Stuart Adams rounds up the latest news and developments from the fast-changing world of digital assets


The Organisation for Economic Cooperation and Development’s (OECD) Common Reporting Standard (CRS) was adopted in 2014 and was designed to promote tax transparency with respect to financial accounts held abroad. Generally, it requires financial institutions to identify customers who appear to be tax resident outside the country where they hold their accounts and financial products, and annually report account information to its local tax authority. That local tax authority may then share that information with the tax authority where the customer is resident. 

Unlike traditional financial products, cryptoassets can be transferred and held without the intervention of traditional financial institutions, such as banks, and without any central administrator having full visibility on either the transactions carried out or on cryptoasset holdings. Consequently, cryptoassets are not comprehensively covered by the CRS. Further, the crypto market has given rise to a new collection of intermediaries which include exchanges, operators of crypto ATMs, crypto brokers / dealers, and wallet providers, many of which are currently unregulated. The result is that tax authorities do not have adequate visibility on taxable transactions, inhibiting their attempts to curb tax evasion.    

New cryptoasset reporting framework

On 10 October 2022, the OECD published its Crypto-Asset Reporting Framework (CARF), which was prepared on a mandate from the G20. It is a global tax transparency framework for the automatic exchange of information between countries on cryptoassets. 

Subject to carve-outs, the CARF will target any digital representation of value that relies on a cryptographically secured distribution ledger or a similar technology to validate and secure transactions. The CARF will require the automatic exchange of cryptoasset transactions with a taxpayer’s jurisdiction of residence on an annual basis and in a standardised manner like the CRS.  Relevant intermediaries would be obliged to report under the CARF.   

The next stage of the process will see the OECD taking forward its work on the legal and operational instruments (expected to involve a framework of bilateral or multilateral agreements) to facilitate the international exchange of information collected because of the CARF and to ensure its effective and widespread implementation, including the timing for starting exchanges under the CARF. 

It is imperative for intermediaries to be prepared ahead of any new obligations that they might be expected to meet.
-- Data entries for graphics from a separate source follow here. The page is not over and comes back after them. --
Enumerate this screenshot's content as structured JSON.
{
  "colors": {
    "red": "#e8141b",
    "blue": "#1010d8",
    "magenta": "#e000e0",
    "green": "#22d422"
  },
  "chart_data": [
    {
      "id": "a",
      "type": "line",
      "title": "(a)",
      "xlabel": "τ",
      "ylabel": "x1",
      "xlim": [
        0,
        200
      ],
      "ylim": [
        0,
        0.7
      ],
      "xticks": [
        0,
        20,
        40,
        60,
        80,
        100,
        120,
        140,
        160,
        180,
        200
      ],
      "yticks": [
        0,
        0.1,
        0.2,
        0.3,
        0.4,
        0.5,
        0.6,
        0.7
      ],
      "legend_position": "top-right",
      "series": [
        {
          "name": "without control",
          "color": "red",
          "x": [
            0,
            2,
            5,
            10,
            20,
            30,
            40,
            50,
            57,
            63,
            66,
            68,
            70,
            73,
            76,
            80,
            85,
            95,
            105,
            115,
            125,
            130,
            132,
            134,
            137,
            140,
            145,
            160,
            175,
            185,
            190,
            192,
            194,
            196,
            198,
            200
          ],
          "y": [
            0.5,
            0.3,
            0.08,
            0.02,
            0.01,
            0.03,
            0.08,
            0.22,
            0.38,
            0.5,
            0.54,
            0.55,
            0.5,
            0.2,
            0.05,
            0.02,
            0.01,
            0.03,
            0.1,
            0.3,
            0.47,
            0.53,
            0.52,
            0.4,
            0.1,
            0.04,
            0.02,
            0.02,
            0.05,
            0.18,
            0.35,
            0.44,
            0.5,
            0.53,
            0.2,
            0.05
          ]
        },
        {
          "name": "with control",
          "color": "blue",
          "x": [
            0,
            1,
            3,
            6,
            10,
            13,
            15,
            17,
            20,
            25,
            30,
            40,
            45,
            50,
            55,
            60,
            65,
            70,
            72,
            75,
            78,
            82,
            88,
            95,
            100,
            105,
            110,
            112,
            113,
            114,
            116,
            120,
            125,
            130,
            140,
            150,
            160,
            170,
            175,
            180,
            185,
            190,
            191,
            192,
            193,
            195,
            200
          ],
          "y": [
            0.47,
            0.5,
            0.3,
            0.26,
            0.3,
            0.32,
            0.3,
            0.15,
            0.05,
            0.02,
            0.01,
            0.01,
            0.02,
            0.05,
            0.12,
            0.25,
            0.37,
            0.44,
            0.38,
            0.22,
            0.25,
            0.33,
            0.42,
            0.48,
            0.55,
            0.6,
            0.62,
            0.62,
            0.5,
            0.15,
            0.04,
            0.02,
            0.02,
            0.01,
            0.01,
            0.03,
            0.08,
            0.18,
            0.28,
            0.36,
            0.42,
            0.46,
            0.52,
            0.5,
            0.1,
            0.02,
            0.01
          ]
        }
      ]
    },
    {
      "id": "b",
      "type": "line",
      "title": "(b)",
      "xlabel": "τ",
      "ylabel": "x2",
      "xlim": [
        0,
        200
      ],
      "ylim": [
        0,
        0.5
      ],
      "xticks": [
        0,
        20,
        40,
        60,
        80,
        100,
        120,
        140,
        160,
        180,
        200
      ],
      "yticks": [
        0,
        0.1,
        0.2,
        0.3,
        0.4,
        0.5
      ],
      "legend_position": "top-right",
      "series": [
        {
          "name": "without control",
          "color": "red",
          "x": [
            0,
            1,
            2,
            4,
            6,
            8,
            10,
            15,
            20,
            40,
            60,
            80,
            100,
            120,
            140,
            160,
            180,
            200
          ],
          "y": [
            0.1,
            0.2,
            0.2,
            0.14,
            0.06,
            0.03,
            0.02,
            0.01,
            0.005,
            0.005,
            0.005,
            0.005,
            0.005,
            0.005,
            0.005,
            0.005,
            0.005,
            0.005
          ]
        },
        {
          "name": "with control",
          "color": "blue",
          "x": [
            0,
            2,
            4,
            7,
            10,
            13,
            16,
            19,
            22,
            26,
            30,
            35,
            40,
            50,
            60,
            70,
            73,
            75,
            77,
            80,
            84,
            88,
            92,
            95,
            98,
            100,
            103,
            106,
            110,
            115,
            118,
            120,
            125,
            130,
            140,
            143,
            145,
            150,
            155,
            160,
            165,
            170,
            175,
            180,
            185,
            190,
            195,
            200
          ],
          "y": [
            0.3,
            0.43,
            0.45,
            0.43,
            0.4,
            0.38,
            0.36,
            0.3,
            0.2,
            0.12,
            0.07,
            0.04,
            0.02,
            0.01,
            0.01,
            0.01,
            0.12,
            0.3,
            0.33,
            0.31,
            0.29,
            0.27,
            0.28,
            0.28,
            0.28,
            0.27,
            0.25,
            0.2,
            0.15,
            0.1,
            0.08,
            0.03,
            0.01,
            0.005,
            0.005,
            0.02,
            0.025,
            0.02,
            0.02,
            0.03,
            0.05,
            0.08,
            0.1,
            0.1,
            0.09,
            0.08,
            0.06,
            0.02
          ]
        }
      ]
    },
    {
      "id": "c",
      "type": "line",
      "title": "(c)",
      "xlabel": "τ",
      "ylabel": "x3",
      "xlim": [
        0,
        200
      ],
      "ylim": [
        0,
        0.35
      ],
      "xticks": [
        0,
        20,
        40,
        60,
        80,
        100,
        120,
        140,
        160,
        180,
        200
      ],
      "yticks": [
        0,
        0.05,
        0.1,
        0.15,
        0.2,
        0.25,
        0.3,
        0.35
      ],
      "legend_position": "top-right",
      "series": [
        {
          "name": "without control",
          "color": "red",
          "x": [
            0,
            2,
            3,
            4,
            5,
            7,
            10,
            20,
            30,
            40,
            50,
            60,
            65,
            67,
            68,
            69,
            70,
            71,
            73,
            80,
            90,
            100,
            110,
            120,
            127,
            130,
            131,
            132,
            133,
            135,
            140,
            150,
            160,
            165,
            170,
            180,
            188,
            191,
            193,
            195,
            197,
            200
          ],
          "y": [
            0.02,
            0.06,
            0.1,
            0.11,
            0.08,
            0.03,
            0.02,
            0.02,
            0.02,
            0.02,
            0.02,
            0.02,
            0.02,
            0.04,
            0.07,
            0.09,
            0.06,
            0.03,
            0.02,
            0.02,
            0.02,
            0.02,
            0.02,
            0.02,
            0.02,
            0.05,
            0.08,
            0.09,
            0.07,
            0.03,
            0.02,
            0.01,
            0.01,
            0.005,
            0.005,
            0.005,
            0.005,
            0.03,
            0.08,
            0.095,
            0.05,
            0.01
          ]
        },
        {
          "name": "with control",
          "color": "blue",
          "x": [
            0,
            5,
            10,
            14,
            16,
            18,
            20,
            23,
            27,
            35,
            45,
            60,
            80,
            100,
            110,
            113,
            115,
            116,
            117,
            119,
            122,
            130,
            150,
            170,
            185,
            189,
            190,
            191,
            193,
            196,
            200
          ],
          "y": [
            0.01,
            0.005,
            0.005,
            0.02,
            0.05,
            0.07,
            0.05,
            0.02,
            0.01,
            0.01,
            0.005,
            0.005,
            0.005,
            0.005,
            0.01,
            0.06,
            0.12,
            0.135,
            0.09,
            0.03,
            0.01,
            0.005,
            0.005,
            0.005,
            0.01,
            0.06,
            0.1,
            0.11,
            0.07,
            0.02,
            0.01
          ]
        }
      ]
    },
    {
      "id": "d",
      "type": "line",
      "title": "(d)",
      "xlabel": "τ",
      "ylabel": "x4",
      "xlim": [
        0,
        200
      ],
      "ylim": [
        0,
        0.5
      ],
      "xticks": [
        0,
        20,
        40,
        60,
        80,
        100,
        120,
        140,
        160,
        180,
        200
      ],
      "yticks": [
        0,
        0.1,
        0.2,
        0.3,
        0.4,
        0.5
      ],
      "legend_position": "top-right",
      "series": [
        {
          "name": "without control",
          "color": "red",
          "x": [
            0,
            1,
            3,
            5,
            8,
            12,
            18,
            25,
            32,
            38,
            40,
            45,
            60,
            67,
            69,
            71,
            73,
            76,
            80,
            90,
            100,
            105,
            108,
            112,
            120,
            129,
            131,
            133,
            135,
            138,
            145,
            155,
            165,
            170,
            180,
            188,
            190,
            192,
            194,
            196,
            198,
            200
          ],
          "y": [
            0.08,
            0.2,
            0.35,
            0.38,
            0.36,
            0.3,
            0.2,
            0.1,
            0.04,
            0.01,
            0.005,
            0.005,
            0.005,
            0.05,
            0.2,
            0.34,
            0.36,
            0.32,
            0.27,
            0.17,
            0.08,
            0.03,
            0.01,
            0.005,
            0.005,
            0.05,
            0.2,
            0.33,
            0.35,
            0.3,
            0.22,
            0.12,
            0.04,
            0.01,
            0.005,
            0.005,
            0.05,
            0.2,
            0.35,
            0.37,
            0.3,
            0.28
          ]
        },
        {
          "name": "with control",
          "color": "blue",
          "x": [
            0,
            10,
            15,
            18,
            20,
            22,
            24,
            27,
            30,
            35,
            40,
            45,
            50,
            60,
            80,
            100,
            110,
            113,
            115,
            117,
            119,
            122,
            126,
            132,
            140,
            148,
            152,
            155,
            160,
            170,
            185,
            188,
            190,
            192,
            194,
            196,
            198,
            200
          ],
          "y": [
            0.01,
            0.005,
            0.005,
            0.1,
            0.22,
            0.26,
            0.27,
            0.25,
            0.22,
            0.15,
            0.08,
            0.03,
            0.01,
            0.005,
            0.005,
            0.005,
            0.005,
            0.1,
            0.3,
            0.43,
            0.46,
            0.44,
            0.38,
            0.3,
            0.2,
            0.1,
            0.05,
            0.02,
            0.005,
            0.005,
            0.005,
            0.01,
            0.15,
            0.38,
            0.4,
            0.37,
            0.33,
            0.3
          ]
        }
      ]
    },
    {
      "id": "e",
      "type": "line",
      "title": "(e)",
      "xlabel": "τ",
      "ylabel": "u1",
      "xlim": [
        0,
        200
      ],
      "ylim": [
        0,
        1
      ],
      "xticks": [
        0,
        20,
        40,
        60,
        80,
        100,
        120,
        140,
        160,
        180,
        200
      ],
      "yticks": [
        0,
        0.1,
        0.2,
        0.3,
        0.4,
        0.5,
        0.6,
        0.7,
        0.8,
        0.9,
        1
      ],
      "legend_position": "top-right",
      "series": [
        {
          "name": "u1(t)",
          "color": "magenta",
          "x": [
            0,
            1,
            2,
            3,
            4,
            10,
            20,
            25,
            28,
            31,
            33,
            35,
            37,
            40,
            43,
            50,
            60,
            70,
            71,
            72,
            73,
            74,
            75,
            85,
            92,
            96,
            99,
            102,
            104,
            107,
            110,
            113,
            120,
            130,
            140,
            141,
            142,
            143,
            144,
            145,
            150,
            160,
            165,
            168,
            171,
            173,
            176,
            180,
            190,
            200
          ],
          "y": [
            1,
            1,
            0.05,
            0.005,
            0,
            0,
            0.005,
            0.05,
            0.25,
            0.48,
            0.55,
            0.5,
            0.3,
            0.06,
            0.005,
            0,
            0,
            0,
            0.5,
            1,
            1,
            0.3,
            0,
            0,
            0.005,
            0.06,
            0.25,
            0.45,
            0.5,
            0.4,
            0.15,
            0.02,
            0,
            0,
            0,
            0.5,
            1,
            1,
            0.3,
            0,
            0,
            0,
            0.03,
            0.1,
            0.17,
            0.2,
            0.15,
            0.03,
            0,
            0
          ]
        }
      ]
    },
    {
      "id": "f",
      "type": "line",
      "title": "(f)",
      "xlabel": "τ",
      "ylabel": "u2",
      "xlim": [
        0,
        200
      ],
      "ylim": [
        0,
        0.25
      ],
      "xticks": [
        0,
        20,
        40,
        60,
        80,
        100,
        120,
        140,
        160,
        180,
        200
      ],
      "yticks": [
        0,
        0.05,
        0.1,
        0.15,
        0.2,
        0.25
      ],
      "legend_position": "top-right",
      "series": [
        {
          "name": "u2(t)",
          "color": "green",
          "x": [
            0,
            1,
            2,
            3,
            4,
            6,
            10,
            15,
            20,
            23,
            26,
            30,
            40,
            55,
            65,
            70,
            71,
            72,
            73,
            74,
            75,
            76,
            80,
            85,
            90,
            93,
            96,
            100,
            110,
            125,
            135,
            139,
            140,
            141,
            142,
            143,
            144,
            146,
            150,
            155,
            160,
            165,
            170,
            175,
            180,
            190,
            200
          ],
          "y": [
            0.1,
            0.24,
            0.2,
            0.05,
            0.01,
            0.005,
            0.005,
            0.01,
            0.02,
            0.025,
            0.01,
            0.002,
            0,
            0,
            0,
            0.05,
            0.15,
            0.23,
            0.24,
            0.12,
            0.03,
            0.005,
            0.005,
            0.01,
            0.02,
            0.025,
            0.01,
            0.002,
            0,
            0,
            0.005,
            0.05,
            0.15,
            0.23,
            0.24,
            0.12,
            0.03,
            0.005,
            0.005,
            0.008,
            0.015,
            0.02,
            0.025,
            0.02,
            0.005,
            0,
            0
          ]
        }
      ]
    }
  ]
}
In that regard, we can help assess the impact on different groups that may be affected. 

Call for evidence on NFTs and the blockchain 

On 4 November 2022, the Digital, Culture, Media and Sport Committee launched an inquiry into the operation, risks, and benefits of non-fungible tokens (NFTs) and blockchain technology. MPs are expected to consider whether NFT investors, especially vulnerable speculators, are put at risk by the market. The inquiry may also investigate the wider benefits that NFTs and blockchain technology could provide the UK economy.   

The inquiry is likely to examine whether more regulation is needed, ahead of a Treasury review.  

The committee published a call for evidence to the inquiry, and asked for written submissions by 6 January 2023 on the following questions: 

  • Is the UK’s light-touch NFT regulation sufficient? 
  • What are the potential harms to vulnerable people of NFT speculation? 
  • Do blockchains offer security to British investors? 
  • What are the potential benefits to individuals and society of NFT speculation? 

Law Commission review on governing law and jurisdiction in respect of digital assets 

On 18 October 2022, the Law Commission of England and Wales announced the launch of a review, sponsored by the Ministry of Justice, on how the rules of private international law on governing law and jurisdiction apply to digital assets and other emerging technology. At the time of writing, the review, Digital Assets: which law, which court?, is at the pre-consultation stage. 

The commission points to the rise of new technologies, which often rely on a distributed technology such as blockchain technology, which has generated several conflict-of-laws issues, leading to legal uncertainty for users, organisations, and governments. For example, which courts have power or jurisdiction to hear a dispute concerning digital assets? This question arises because digital assets are intangible and often distributed, so determining their location or ‘situs’ can be difficult to pinpoint. The commission has identified conflict-of-laws issues in its earlier work on digital assets and electronic trade documents work. This new review will build upon that work and seeks to provide clarity in areas of current uncertainty. 

The Law Commission will aim to develop reform proposals in a public consultation paper, which is due to be published in the second half of 2023.